Sandra Westermann lebt das Modell "Kind und Karriere" durch die Gründung von "Superheldin" gerade selber durch und durch. Und weiß daher nur allzu gut, wie schwer es sein kann, alles unter einen Hut zu bringen. Ihr Rat: Sich ein gutes Netzwerk aus Familie, Freunden und Babysittern aufzubauen, falls mal ein Engpass oder Notfall auftreten sollte. "Jede Mutter hat den Kopf nur dann wirklich frei, wenn sie weiß, dass ihr Kind gut versorgt ist.
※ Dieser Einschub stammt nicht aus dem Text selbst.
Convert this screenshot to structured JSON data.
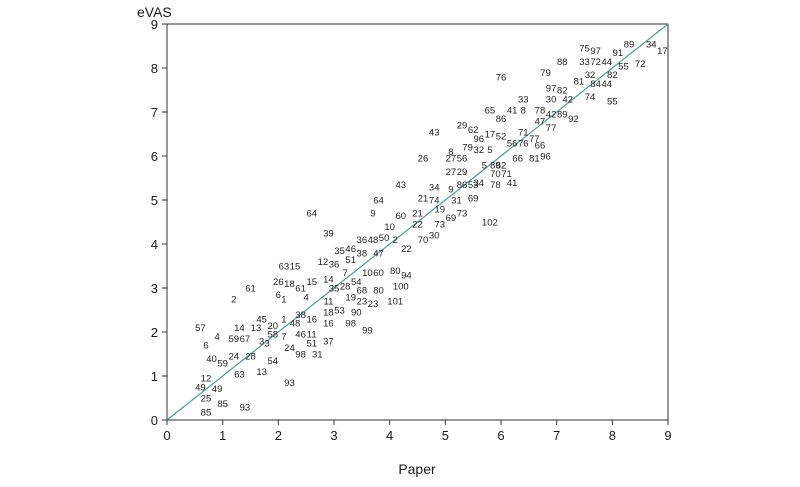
{
  "chart_data": {
    "type": "scatter",
    "marker": "text-label",
    "title": "",
    "xlabel": "Paper",
    "ylabel": "eVAS",
    "xlim": [
      0,
      9
    ],
    "ylim": [
      0,
      9
    ],
    "xticks": [
      "0",
      "1",
      "2",
      "3",
      "4",
      "5",
      "6",
      "7",
      "8",
      "9"
    ],
    "yticks": [
      "0",
      "1",
      "2",
      "3",
      "4",
      "5",
      "6",
      "7",
      "8",
      "9"
    ],
    "grid": false,
    "legend": "none",
    "reference_line": {
      "x": [
        0,
        9
      ],
      "y": [
        0,
        9
      ]
    },
    "colors": {
      "reference_line": "#4f9a9e",
      "frame": "#333333",
      "text": "#222222"
    },
    "points": [
      {
        "label": "57",
        "x": 0.6,
        "y": 2.1
      },
      {
        "label": "4",
        "x": 0.9,
        "y": 1.9
      },
      {
        "label": "6",
        "x": 0.7,
        "y": 1.7
      },
      {
        "label": "40",
        "x": 0.8,
        "y": 1.4
      },
      {
        "label": "59",
        "x": 1.0,
        "y": 1.3
      },
      {
        "label": "12",
        "x": 0.7,
        "y": 0.95
      },
      {
        "label": "49",
        "x": 0.6,
        "y": 0.75
      },
      {
        "label": "49",
        "x": 0.9,
        "y": 0.72
      },
      {
        "label": "25",
        "x": 0.7,
        "y": 0.5
      },
      {
        "label": "85",
        "x": 0.7,
        "y": 0.18
      },
      {
        "label": "85",
        "x": 1.0,
        "y": 0.38
      },
      {
        "label": "93",
        "x": 1.4,
        "y": 0.3
      },
      {
        "label": "2",
        "x": 1.2,
        "y": 2.75
      },
      {
        "label": "61",
        "x": 1.5,
        "y": 3.0
      },
      {
        "label": "14",
        "x": 1.3,
        "y": 2.1
      },
      {
        "label": "13",
        "x": 1.6,
        "y": 2.1
      },
      {
        "label": "59",
        "x": 1.2,
        "y": 1.85
      },
      {
        "label": "67",
        "x": 1.4,
        "y": 1.85
      },
      {
        "label": "24",
        "x": 1.2,
        "y": 1.45
      },
      {
        "label": "28",
        "x": 1.5,
        "y": 1.45
      },
      {
        "label": "63",
        "x": 1.3,
        "y": 1.05
      },
      {
        "label": "13",
        "x": 1.7,
        "y": 1.1
      },
      {
        "label": "54",
        "x": 1.9,
        "y": 1.35
      },
      {
        "label": "45",
        "x": 1.7,
        "y": 2.3
      },
      {
        "label": "20",
        "x": 1.9,
        "y": 2.15
      },
      {
        "label": "3",
        "x": 1.7,
        "y": 1.8
      },
      {
        "label": "3",
        "x": 1.8,
        "y": 1.75
      },
      {
        "label": "58",
        "x": 1.9,
        "y": 1.95
      },
      {
        "label": "7",
        "x": 2.1,
        "y": 1.9
      },
      {
        "label": "24",
        "x": 2.2,
        "y": 1.65
      },
      {
        "label": "93",
        "x": 2.2,
        "y": 0.85
      },
      {
        "label": "63",
        "x": 2.1,
        "y": 3.5
      },
      {
        "label": "15",
        "x": 2.3,
        "y": 3.5
      },
      {
        "label": "26",
        "x": 2.0,
        "y": 3.15
      },
      {
        "label": "18",
        "x": 2.2,
        "y": 3.1
      },
      {
        "label": "61",
        "x": 2.4,
        "y": 3.0
      },
      {
        "label": "6",
        "x": 2.0,
        "y": 2.85
      },
      {
        "label": "1",
        "x": 2.1,
        "y": 2.75
      },
      {
        "label": "4",
        "x": 2.5,
        "y": 2.8
      },
      {
        "label": "1",
        "x": 2.1,
        "y": 2.3
      },
      {
        "label": "38",
        "x": 2.4,
        "y": 2.4
      },
      {
        "label": "48",
        "x": 2.3,
        "y": 2.2
      },
      {
        "label": "16",
        "x": 2.6,
        "y": 2.3
      },
      {
        "label": "46",
        "x": 2.4,
        "y": 1.95
      },
      {
        "label": "11",
        "x": 2.6,
        "y": 1.95
      },
      {
        "label": "51",
        "x": 2.6,
        "y": 1.75
      },
      {
        "label": "98",
        "x": 2.4,
        "y": 1.5
      },
      {
        "label": "31",
        "x": 2.7,
        "y": 1.5
      },
      {
        "label": "64",
        "x": 2.6,
        "y": 4.7
      },
      {
        "label": "39",
        "x": 2.9,
        "y": 4.25
      },
      {
        "label": "12",
        "x": 2.8,
        "y": 3.6
      },
      {
        "label": "36",
        "x": 3.0,
        "y": 3.55
      },
      {
        "label": "15",
        "x": 2.6,
        "y": 3.15
      },
      {
        "label": "14",
        "x": 2.9,
        "y": 3.2
      },
      {
        "label": "7",
        "x": 3.2,
        "y": 3.35
      },
      {
        "label": "35",
        "x": 3.0,
        "y": 3.0
      },
      {
        "label": "28",
        "x": 3.2,
        "y": 3.05
      },
      {
        "label": "11",
        "x": 2.9,
        "y": 2.7
      },
      {
        "label": "18",
        "x": 2.9,
        "y": 2.45
      },
      {
        "label": "53",
        "x": 3.1,
        "y": 2.5
      },
      {
        "label": "16",
        "x": 2.9,
        "y": 2.2
      },
      {
        "label": "37",
        "x": 2.9,
        "y": 1.8
      },
      {
        "label": "35",
        "x": 3.1,
        "y": 3.85
      },
      {
        "label": "46",
        "x": 3.3,
        "y": 3.9
      },
      {
        "label": "36",
        "x": 3.5,
        "y": 4.1
      },
      {
        "label": "51",
        "x": 3.3,
        "y": 3.65
      },
      {
        "label": "38",
        "x": 3.5,
        "y": 3.8
      },
      {
        "label": "48",
        "x": 3.7,
        "y": 4.1
      },
      {
        "label": "47",
        "x": 3.8,
        "y": 3.8
      },
      {
        "label": "54",
        "x": 3.4,
        "y": 3.15
      },
      {
        "label": "10",
        "x": 3.6,
        "y": 3.35
      },
      {
        "label": "60",
        "x": 3.8,
        "y": 3.35
      },
      {
        "label": "68",
        "x": 3.5,
        "y": 2.95
      },
      {
        "label": "19",
        "x": 3.3,
        "y": 2.8
      },
      {
        "label": "80",
        "x": 3.8,
        "y": 2.95
      },
      {
        "label": "23",
        "x": 3.5,
        "y": 2.7
      },
      {
        "label": "23",
        "x": 3.7,
        "y": 2.65
      },
      {
        "label": "90",
        "x": 3.4,
        "y": 2.45
      },
      {
        "label": "98",
        "x": 3.3,
        "y": 2.2
      },
      {
        "label": "99",
        "x": 3.6,
        "y": 2.05
      },
      {
        "label": "64",
        "x": 3.8,
        "y": 5.0
      },
      {
        "label": "9",
        "x": 3.7,
        "y": 4.7
      },
      {
        "label": "10",
        "x": 4.0,
        "y": 4.4
      },
      {
        "label": "60",
        "x": 4.2,
        "y": 4.65
      },
      {
        "label": "50",
        "x": 3.9,
        "y": 4.15
      },
      {
        "label": "2",
        "x": 4.1,
        "y": 4.1
      },
      {
        "label": "22",
        "x": 4.3,
        "y": 3.9
      },
      {
        "label": "80",
        "x": 4.1,
        "y": 3.4
      },
      {
        "label": "94",
        "x": 4.3,
        "y": 3.3
      },
      {
        "label": "100",
        "x": 4.2,
        "y": 3.05
      },
      {
        "label": "101",
        "x": 4.1,
        "y": 2.7
      },
      {
        "label": "43",
        "x": 4.2,
        "y": 5.35
      },
      {
        "label": "21",
        "x": 4.5,
        "y": 4.7
      },
      {
        "label": "22",
        "x": 4.5,
        "y": 4.45
      },
      {
        "label": "70",
        "x": 4.6,
        "y": 4.1
      },
      {
        "label": "30",
        "x": 4.8,
        "y": 4.2
      },
      {
        "label": "43",
        "x": 4.8,
        "y": 6.55
      },
      {
        "label": "26",
        "x": 4.6,
        "y": 5.95
      },
      {
        "label": "34",
        "x": 4.8,
        "y": 5.3
      },
      {
        "label": "21",
        "x": 4.6,
        "y": 5.05
      },
      {
        "label": "74",
        "x": 4.8,
        "y": 5.0
      },
      {
        "label": "19",
        "x": 4.9,
        "y": 4.8
      },
      {
        "label": "73",
        "x": 4.9,
        "y": 4.45
      },
      {
        "label": "69",
        "x": 5.1,
        "y": 4.6
      },
      {
        "label": "73",
        "x": 5.3,
        "y": 4.7
      },
      {
        "label": "29",
        "x": 5.3,
        "y": 6.7
      },
      {
        "label": "62",
        "x": 5.5,
        "y": 6.6
      },
      {
        "label": "79",
        "x": 5.4,
        "y": 6.2
      },
      {
        "label": "32",
        "x": 5.6,
        "y": 6.15
      },
      {
        "label": "5",
        "x": 5.8,
        "y": 6.15
      },
      {
        "label": "8",
        "x": 5.1,
        "y": 6.1
      },
      {
        "label": "27",
        "x": 5.1,
        "y": 5.95
      },
      {
        "label": "56",
        "x": 5.3,
        "y": 5.95
      },
      {
        "label": "27",
        "x": 5.1,
        "y": 5.65
      },
      {
        "label": "29",
        "x": 5.3,
        "y": 5.65
      },
      {
        "label": "34",
        "x": 5.6,
        "y": 5.4
      },
      {
        "label": "9",
        "x": 5.1,
        "y": 5.25
      },
      {
        "label": "86",
        "x": 5.3,
        "y": 5.35
      },
      {
        "label": "53",
        "x": 5.5,
        "y": 5.35
      },
      {
        "label": "31",
        "x": 5.2,
        "y": 5.0
      },
      {
        "label": "69",
        "x": 5.5,
        "y": 5.05
      },
      {
        "label": "96",
        "x": 5.6,
        "y": 6.4
      },
      {
        "label": "17",
        "x": 5.8,
        "y": 6.5
      },
      {
        "label": "65",
        "x": 5.8,
        "y": 7.05
      },
      {
        "label": "86",
        "x": 6.0,
        "y": 6.85
      },
      {
        "label": "41",
        "x": 6.2,
        "y": 7.05
      },
      {
        "label": "8",
        "x": 6.4,
        "y": 7.05
      },
      {
        "label": "33",
        "x": 6.4,
        "y": 7.3
      },
      {
        "label": "76",
        "x": 6.0,
        "y": 7.8
      },
      {
        "label": "52",
        "x": 6.0,
        "y": 6.45
      },
      {
        "label": "56",
        "x": 6.2,
        "y": 6.3
      },
      {
        "label": "76",
        "x": 6.4,
        "y": 6.3
      },
      {
        "label": "71",
        "x": 6.4,
        "y": 6.55
      },
      {
        "label": "77",
        "x": 6.6,
        "y": 6.4
      },
      {
        "label": "5",
        "x": 5.7,
        "y": 5.8
      },
      {
        "label": "89",
        "x": 5.9,
        "y": 5.8
      },
      {
        "label": "62",
        "x": 6.0,
        "y": 5.8
      },
      {
        "label": "70",
        "x": 5.9,
        "y": 5.6
      },
      {
        "label": "71",
        "x": 6.1,
        "y": 5.6
      },
      {
        "label": "78",
        "x": 5.9,
        "y": 5.35
      },
      {
        "label": "41",
        "x": 6.2,
        "y": 5.4
      },
      {
        "label": "66",
        "x": 6.3,
        "y": 5.95
      },
      {
        "label": "102",
        "x": 5.8,
        "y": 4.5
      },
      {
        "label": "79",
        "x": 6.8,
        "y": 7.9
      },
      {
        "label": "88",
        "x": 7.1,
        "y": 8.15
      },
      {
        "label": "75",
        "x": 7.5,
        "y": 8.45
      },
      {
        "label": "97",
        "x": 7.7,
        "y": 8.4
      },
      {
        "label": "33",
        "x": 7.5,
        "y": 8.15
      },
      {
        "label": "72",
        "x": 7.7,
        "y": 8.15
      },
      {
        "label": "44",
        "x": 7.9,
        "y": 8.15
      },
      {
        "label": "89",
        "x": 8.3,
        "y": 8.55
      },
      {
        "label": "34",
        "x": 8.7,
        "y": 8.55
      },
      {
        "label": "17",
        "x": 8.9,
        "y": 8.4
      },
      {
        "label": "91",
        "x": 8.1,
        "y": 8.35
      },
      {
        "label": "72",
        "x": 8.5,
        "y": 8.1
      },
      {
        "label": "55",
        "x": 8.2,
        "y": 8.05
      },
      {
        "label": "82",
        "x": 8.0,
        "y": 7.85
      },
      {
        "label": "32",
        "x": 7.6,
        "y": 7.85
      },
      {
        "label": "81",
        "x": 7.4,
        "y": 7.7
      },
      {
        "label": "84",
        "x": 7.7,
        "y": 7.65
      },
      {
        "label": "44",
        "x": 7.9,
        "y": 7.65
      },
      {
        "label": "97",
        "x": 6.9,
        "y": 7.55
      },
      {
        "label": "82",
        "x": 7.1,
        "y": 7.5
      },
      {
        "label": "30",
        "x": 6.9,
        "y": 7.3
      },
      {
        "label": "42",
        "x": 7.2,
        "y": 7.3
      },
      {
        "label": "74",
        "x": 7.6,
        "y": 7.35
      },
      {
        "label": "55",
        "x": 8.0,
        "y": 7.25
      },
      {
        "label": "78",
        "x": 6.7,
        "y": 7.05
      },
      {
        "label": "42",
        "x": 6.9,
        "y": 6.95
      },
      {
        "label": "89",
        "x": 7.1,
        "y": 6.95
      },
      {
        "label": "92",
        "x": 7.3,
        "y": 6.85
      },
      {
        "label": "47",
        "x": 6.7,
        "y": 6.8
      },
      {
        "label": "77",
        "x": 6.9,
        "y": 6.65
      },
      {
        "label": "66",
        "x": 6.7,
        "y": 6.25
      },
      {
        "label": "81",
        "x": 6.6,
        "y": 5.95
      },
      {
        "label": "96",
        "x": 6.8,
        "y": 6.0
      }
    ]
  }
}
Zudem sollte man sich auch bewusst machen, dass Vereinbarkeit mal besser, mal schlechter funktioniert. Jede Mutter, die gerne arbeitet, weiß, dass es häufig ein Spagat ist. Ich versuche, auf mein Gefühl zu hören und im Zweifelsfall Inseln zu schaffen, um Zeit mit meiner Familie zu verbringen." Ein weiterer wichtiger Punkt: Mamas wollen sich häufig gerne beweisen und es allen Recht machen. Nicht selten tappen sie dabei in die Perfektionsfalle und setzen sich selber viel zu sehr unter Druck. Aber ein Arbeitsleben mit Kind sieht nun einmal anders aus wie ein Arbeitsleben ohne Kind. Oder wie die ehemalige Bundesministerin für Familie, Renate Schmidt, es kürzlich in einem Interview mit dem "Zeit Magazin" auf den Punkt brachte: "Man kann nicht gleichzeitig hundertprozentige Berufsfrau, hundertprozentige Mutter, hundertprozentige Partnerin sein ... dann wird man ein dreihundertprozentiges Wrack!" Mamas brauchen nicht nur gute Jobs mit flexibler Zeiteinteilung. Sie brauchen auch Unterstützung, Wertschätzung und wie es neudeutsch so schön heißt "Empowerment".
So funktioniert das Jobportal "Superheldin":

- Unternehmen können ihre Jobgesuche oder ein Firmenporträt auf der Plattform einstellen und sich gezielt auf die Suche nach motivierten, berufserfahrenen Müttern machen. Vorab wird durch einen Fragebogen abgeklopft, wie familienfreundlich die Firmen sind.
- Mütter können sich kostenlos auf die Inserate bewerben. Und sich sicher sein, dass sie sich nicht umsonst bewerben, da gezielt flexible Jobmodelle ausgeschrieben sind.
- Gesucht wird in allen Bereichen – von der Juristin über die Erzieherin bis hin zur Assistentin der Geschäftsführung.